Belle de Jour de Joseph Kessel

Belle de Jour de Joseph Kessel


Paru en 1928, Belle de Jour nous conte l’histoire de Séverine, femme mariée qui ne connaît pas les plaisirs de la chair. Poussée par sa curiosité et en quête de jouissance, elle en viendra à se prostituer dans une maison close et mènera une double-vie… Sa vie bien rangée et sa vie de débauchée finiront par se télescoper dans un drame…
Luis Bunuel en a fait un film en 1967 avec Catherine Deneuve dans le rôle de Séverine.
189 pages aux éditions Folio

Résumé de Belle de Jour de Joseph Kessel

«Ce que j’ai tenté avec Belle de Jour, c’est de montrer le divorce terrible entre le cœur et la chair, entre un vrai, immense et tendre amour amour et l’exigence implacable des sens.

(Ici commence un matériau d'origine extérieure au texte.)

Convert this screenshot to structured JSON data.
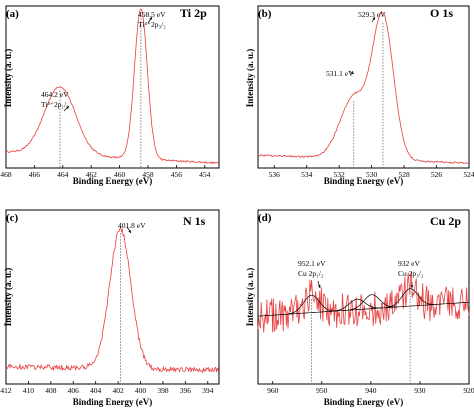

Ce conflit, à quelques rares exceptions près, chaque homme, chaque femme qui aime longtemps, le porte en soi. Il est perçu ou non, il déchire ou il sommeille, mais il existe.»
Joseph Kessel.

Un grand film de Luis Buñuel avec Catherine Deneuve. Joseph Kessel, de l’Académie française, né à Clara (Argentine), de parents russes, est l’auteur de L’Equipage, du Lion, des Cavaliers, des Mains du miracle, et du grand cycle romanesque Le Tour du malheur.

Extraits de Belle de Jour de Joseph Kessel

Lisez quelques extraits de Belle de Jour de Joseph Kessel :

La figure froide et comme coincée dans un moule invisible, presque incapable de respirer, les membres lourds, lourds à laisser croire qu’ils ne pourraient plus jamais remuer, Séverine se sentait mourir. Elle ne savait point ce qui se passait en elle, mais elle ne devait jamais oublier cet état cadavérique ni cette angoisse indicible qui lui arrêtait le coeur. Devant elle passaient tour à tour des flammes et des nuées à travers lesquelles elle devinait des nudités tordues. Elle aurait voulu fermer ses yeux de ses mains, car ses paupières étaient aussi rigides que le reste de sa chair, mais ses mains reposaient sans force à côté d’elle.

La figure de Mme Anaïs, les beaux seins de Charlotte, l’humilité équivoque du lieu, son odeur qu’elle avait cru porter un soir dans ses cheveux, tout cela s’acharna sur la mémoire charnelle de Séverine. Elle en frémit d’abord de répulsion, puis l’accepta, puis s’y complut. La présence de Pierre et l’amour déchirant qu’elle avait pour lui la défendirent quelques jours. Mais la fatalité intérieure inscrite en Séverine, vrai sceau de son destin, devait s’accomplir.